Metadata-Version: 2.1
Name: silabi-tokenizer
Version: 0.4.0
Summary: A custom tokenizer for Swahili text using syllabic vocabulary with byte fallback.
Home-page: https://github.com/nguthiru/silabi-tokenizer
Author: Edwin Nguthiru
Author-email: nguthiruedwin@gmail.com
License: MIT
Classifier: Programming Language :: Python :: 3
Classifier: License :: OSI Approved :: MIT License
Classifier: Operating System :: OS Independent
Requires-Python: >=3.6
Description-Content-Type: text/markdown
License-File: LICENSE

# Swahili Syllabic Tokenizer
This repository hosts a custom tokenizer for Swahili text, designed to tokenize text into syllables using a syllabic vocabulary.

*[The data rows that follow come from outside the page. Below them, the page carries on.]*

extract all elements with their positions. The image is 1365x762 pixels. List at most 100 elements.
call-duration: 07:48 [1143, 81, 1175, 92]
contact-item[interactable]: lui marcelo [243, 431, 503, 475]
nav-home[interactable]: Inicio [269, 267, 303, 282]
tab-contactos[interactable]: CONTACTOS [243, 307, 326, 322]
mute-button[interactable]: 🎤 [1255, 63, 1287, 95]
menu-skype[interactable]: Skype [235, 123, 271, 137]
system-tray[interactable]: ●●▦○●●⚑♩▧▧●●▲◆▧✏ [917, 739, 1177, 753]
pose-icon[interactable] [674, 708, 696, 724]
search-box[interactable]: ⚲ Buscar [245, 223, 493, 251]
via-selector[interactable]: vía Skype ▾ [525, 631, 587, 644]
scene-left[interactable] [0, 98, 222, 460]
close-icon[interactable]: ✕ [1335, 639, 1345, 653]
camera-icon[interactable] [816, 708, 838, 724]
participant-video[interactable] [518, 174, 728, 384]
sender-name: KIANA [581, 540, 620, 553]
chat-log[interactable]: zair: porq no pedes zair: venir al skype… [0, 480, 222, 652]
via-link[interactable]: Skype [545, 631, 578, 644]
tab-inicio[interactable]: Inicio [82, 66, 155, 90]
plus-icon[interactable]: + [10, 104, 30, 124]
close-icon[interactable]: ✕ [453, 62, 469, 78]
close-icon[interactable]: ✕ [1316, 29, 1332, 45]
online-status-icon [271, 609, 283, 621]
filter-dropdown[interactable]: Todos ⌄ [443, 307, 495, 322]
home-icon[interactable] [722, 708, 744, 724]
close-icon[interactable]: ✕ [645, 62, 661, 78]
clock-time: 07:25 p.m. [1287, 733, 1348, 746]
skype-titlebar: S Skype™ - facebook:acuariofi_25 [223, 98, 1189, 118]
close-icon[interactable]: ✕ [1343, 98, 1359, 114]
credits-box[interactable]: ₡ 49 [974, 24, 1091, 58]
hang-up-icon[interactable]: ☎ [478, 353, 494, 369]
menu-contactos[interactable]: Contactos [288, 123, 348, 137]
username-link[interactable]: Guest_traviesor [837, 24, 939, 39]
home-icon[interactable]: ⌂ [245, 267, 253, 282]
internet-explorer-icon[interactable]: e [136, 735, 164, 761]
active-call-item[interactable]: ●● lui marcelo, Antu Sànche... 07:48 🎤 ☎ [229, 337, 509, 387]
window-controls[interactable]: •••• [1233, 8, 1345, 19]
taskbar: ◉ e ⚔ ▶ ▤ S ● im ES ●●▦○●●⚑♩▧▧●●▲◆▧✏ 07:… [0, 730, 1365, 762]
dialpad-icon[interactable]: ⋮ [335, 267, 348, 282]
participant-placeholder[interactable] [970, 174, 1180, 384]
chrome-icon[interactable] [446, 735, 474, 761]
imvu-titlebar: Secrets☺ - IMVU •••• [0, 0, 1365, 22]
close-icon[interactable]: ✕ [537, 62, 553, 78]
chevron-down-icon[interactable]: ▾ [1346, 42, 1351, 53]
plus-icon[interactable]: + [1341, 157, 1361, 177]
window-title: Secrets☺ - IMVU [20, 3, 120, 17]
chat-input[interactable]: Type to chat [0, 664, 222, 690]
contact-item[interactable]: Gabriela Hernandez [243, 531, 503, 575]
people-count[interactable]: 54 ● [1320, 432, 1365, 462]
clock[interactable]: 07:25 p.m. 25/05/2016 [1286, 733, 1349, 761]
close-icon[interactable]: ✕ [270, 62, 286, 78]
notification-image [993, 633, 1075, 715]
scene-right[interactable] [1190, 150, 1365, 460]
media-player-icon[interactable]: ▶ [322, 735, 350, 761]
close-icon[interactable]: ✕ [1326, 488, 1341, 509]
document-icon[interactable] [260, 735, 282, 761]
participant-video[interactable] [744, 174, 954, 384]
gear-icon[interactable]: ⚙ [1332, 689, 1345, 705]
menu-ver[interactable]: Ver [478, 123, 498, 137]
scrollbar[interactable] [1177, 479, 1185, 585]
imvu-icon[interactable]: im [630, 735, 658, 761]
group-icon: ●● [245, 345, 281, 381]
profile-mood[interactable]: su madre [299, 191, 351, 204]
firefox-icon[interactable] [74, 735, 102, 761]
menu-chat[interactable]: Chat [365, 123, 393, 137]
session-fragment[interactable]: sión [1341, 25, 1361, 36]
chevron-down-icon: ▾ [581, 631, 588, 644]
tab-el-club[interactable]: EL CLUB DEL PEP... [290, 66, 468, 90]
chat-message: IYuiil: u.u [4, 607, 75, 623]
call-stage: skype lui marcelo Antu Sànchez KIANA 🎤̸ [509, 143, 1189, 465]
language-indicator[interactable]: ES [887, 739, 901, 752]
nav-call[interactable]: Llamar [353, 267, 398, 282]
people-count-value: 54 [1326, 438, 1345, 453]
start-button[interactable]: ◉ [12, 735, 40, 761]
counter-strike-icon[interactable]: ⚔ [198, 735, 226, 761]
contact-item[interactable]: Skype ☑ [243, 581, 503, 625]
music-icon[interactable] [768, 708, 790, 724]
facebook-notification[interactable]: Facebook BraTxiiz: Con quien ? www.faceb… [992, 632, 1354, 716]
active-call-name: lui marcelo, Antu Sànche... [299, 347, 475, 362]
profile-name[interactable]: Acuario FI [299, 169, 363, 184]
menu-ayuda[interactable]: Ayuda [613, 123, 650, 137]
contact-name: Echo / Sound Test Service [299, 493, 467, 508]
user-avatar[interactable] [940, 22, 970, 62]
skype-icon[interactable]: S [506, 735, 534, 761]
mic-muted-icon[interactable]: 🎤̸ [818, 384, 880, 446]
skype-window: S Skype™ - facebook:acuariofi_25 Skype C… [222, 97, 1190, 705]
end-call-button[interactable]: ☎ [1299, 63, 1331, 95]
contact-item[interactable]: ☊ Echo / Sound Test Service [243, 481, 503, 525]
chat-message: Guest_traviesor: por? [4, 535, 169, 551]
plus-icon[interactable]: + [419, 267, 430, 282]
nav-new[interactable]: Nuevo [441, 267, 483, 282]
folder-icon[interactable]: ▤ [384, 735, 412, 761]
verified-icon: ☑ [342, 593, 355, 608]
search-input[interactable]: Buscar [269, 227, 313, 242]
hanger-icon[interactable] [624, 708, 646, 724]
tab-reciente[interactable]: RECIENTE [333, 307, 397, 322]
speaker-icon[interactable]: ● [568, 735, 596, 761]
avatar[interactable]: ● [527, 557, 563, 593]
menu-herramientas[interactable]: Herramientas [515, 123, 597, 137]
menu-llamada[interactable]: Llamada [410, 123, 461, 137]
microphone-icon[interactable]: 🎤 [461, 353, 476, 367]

The tokenizer is compatible with the Hugging Face transformers library, making it easy to integrate into NLP pipelines and models.

## Features
- Syllabic Tokenization: Tokenizes Swahili text into syllables based on a predefined syllabic vocabulary.
- Byte Fallback: Handles UTF-8 byte fallback for out-of-vocabulary tokens.
- Customizable: Easily extendable and adaptable for specific NLP tasks.

## Usage
### Installation
```
pip install -r requirements.txt
```
### Example
```
from hf_tokenizer import SilabiTokenizer

# Initialize the tokenizer
tokenizer = SilabiTokenizer()
# Encode a sample text
encoded_input = tokenizer("Hii ni mfano wa maandishi.")

# Decode the token ids back to text
decoded_text = tokenizer.decode(encoded_input['input_ids'])

print("Encoded Input:", encoded_input)
print("Decoded Text:", decoded_text)

```

### Contributions
Contributions and suggestions are welcome! Feel free to open an issue or submit a pull request.